I hereby put the question to these people who judge our stories: I personally would like to know by what set of qualifications these people examine Native stories. Is there an Aboriginal Suitability Quotient posted somewhere? If there is, I would love the opportunity to learn more about how I should write as a Native person.

For a story to be "Native enough," must there be a birch bark or buckskin quota? Perhaps there are supposed to be vast roaming herds of moose flowing past the screen?

Oh, geez, I guess I'm not Native enough, I momentarily forgot, moose don't herd, they just hang out with flying squirrels that have their own cartoon show.

Or maybe I's got be good writer like dem Indians whats W.P. Kinsella writes about. It no sound like any Indian I ever hears but what the hell, I maybe win bunch of awards. On second thought, you never mind. I get headache trying to write like this.

So what's a writer to do? Damned if he does, daned is he doesn't.

And what if I want to write stories about non-Native people? It's possible, but will I be given a chance?

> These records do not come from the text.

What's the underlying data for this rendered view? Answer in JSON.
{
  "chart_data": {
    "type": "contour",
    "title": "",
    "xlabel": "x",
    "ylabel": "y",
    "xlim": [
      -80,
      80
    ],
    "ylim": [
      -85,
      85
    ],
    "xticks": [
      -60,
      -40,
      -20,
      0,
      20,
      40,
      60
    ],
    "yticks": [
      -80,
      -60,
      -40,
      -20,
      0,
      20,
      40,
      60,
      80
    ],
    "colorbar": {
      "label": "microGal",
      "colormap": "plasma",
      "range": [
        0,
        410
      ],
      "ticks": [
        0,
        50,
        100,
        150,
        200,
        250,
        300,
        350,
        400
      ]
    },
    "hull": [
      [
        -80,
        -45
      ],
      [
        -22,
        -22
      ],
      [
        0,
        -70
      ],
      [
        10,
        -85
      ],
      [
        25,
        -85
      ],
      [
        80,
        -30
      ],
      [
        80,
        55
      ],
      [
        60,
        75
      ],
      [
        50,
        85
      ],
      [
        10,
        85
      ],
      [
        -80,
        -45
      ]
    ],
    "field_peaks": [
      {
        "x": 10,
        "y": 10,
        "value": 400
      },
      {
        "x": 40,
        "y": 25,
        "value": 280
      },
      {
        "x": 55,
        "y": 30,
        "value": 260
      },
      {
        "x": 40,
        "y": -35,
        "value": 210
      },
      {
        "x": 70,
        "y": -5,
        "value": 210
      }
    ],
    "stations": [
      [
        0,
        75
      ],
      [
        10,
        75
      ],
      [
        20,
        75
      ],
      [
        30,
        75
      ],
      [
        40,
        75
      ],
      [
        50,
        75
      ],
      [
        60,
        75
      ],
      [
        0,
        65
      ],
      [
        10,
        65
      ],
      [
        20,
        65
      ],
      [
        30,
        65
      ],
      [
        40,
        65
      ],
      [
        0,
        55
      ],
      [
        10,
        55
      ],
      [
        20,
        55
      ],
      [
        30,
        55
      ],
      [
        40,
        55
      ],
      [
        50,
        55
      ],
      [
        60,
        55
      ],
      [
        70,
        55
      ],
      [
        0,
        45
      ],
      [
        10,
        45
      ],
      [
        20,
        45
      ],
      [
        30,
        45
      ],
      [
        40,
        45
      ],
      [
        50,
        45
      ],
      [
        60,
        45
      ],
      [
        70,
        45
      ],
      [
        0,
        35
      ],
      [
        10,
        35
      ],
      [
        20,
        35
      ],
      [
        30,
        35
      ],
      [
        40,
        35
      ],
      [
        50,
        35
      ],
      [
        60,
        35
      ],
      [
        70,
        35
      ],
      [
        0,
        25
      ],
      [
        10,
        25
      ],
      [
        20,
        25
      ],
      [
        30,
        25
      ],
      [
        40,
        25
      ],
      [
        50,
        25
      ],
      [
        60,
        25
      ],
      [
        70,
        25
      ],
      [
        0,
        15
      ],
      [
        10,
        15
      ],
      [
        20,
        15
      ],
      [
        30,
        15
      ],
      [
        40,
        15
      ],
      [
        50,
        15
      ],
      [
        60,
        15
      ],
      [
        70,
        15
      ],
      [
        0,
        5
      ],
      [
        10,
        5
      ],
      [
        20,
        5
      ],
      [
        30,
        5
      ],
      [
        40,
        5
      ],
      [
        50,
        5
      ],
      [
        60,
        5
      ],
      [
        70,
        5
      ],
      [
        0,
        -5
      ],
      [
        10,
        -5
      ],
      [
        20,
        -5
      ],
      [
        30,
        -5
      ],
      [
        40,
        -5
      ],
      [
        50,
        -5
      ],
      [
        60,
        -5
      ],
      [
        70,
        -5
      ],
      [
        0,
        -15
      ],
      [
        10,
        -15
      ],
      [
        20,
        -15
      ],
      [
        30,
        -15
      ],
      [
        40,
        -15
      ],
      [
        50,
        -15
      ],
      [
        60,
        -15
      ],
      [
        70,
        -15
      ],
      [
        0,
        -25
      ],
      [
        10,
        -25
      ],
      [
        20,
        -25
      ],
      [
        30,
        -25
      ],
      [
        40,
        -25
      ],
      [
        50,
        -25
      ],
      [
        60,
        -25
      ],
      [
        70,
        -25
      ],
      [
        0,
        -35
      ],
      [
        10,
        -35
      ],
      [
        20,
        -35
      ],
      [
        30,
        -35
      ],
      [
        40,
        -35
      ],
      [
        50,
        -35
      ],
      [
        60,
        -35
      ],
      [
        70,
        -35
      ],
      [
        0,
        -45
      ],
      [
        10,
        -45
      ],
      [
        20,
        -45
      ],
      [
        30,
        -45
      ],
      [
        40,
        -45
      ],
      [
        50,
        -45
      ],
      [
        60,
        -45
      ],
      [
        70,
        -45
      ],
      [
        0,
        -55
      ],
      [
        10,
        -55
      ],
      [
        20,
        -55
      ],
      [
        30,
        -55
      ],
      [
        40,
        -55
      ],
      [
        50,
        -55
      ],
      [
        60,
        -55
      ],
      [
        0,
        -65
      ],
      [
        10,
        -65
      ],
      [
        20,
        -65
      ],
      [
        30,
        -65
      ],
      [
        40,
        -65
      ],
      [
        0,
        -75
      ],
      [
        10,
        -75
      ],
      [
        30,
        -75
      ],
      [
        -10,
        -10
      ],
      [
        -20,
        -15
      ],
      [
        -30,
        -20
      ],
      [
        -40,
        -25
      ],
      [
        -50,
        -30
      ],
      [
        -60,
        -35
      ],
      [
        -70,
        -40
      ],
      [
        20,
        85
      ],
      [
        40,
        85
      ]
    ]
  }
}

I"m sure I could do it. I've learned enough about how white people really live from watching all those episodes of Married With children and Baywatch.

This all brings us back to that most annoying question. Am I a writer who happens to be Native or a Native that happens to be a writer?

Do I have a choice? I think next time I get asked that question, I'll ask the equally deep and important question" "Is a zebra black with white stripes, or white with black stripes?"

Just watch. They'll make that into a racial question.